After Joe Gibbs left, her son was promoted in January to the job as Washington's top football decision maker. That's right, not director of player personnel. Or V.P. under Joe Gibbs and 10 other coaches. Nope. Mama Cerrato's boy is all grown up -- a real, bona fide GM, the big cheese who oversees all the team's day-to-day football operations.

Which meant that all the things Vinny used to get blamed for -- trades, losses and general organizational malaise and chaos -- well, now it's OK to blame Vinny.

Or praise him.

Of the team's 10 draft picks, cornfed Iowan Chad Rinehart has been a nice find on the offensive line and seventh-round safety Chris Horton has showed promise.
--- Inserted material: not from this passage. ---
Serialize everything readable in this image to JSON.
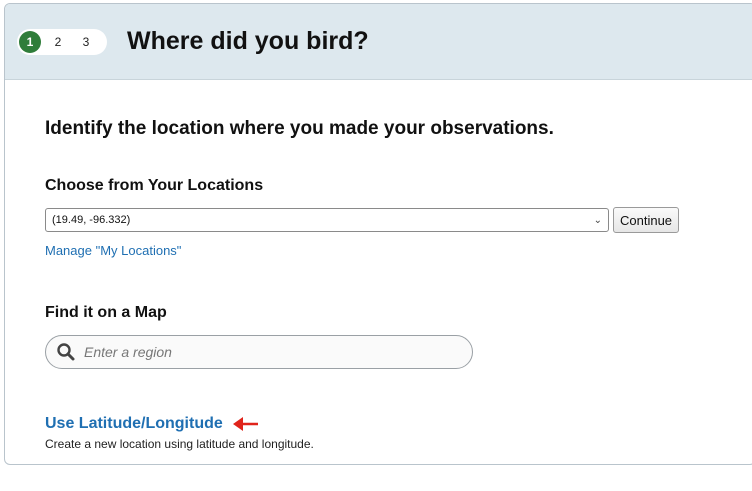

Cerrato pried Jason Taylor away from Bill Parcells with little more than a third-round draft pick, acquiring the not-long-for-Miami defensive end on the same the day Phillip Daniels and Alex Buzbee went down and out for the season with injuries.

And all the guff he and owner Daniel Snyder took in the musical-chair coaching search of Jim Zorn nearly melted away the moment Zorn let the playbook breathe. Zorn opened up the offense and his mouth, showing an earnestness that's already won over skeptics of the neophyte head coach.

"People just needed to get to know Jim," Cerrato said. "Once you got to know him like Dan and I knew him, they would see the real Jim instead of criticizing him for not having the experience. Give him a chance to see what he can do, see who he is. And people have."

If Cerrato's true measure of a full-time general manager is to be shown anytime soon, it will have less to do with how he spends Snyder's money and more to do with the draft. This is a copycat league, and the moment the Giants won a Super Bowl with young, almost anonymous players such as Ahmad Bradshaw, Kevin Boss and other inconspicuous rookies, finding that diamond in the rough took on a greater importance in the NFL.

The big question in two years may be: "Did Cerrato draft well?"

For now, there is only his past to go on, specifically eight previous seasons in Washington under Snyder and his nine years with the San Francisco 49ers during the George Seifert and Steve Mariucci eras.

Vinny's best draft pick: "Probably Lee Woodall in the sixth round," he said. (Woodall, an unknown linebacker drafted from West Chester University in 1994, started as a rookie for the 49ers' Super Bowl team and made two Pro Bowls in an eight-year career.) "T.O. too." (The 89th overall pick in 1996, Terrell Owens, Cerrato admits, almost fell into San Francisco's lap. The 49ers were three picks away before Buffalo and another team passed on Owens.) He also drafted the late Sean Taylor, saying he would have been the best safety to ever play the game.

Vinny's worst pick: "I would probably say (Jim) Druckenmiller." (The slow-footed and not quite mentally tough quarterback bombed out after the 49ers took him in the first round of the 1997 draft.)

Best free agent signing: "Griff (Cornelius Griffin), London (Fletcher) or Shawn Springs," Cerrato said.

Worst? "(Adam) Archuleta. He just didn't fit in to what we were doing."

Brandon Lloyd goes down as the worst trade he can remember. Bruce Smith, Deion Sanders and Mark Carrier never came up, which seems fair. Although Cerrato was involved in those deals, Snyder committed the money and years to other team's aging stars that eventually crippled the team's salary cap.

From January on, as far as the front office is concerned, it's now solely on Cerrato.

"The hardest part of the new job?" he asked rhetorically. "Making sure everybody stays healthy."

The acquisition of Jason Taylor led to a few awkward moments with the media for Cerrato, who went before the cameras and microphones to say he had not spoken to Parcells earlier in the day -- and then admitting later on he had in fact had conversations with the Dolphins president.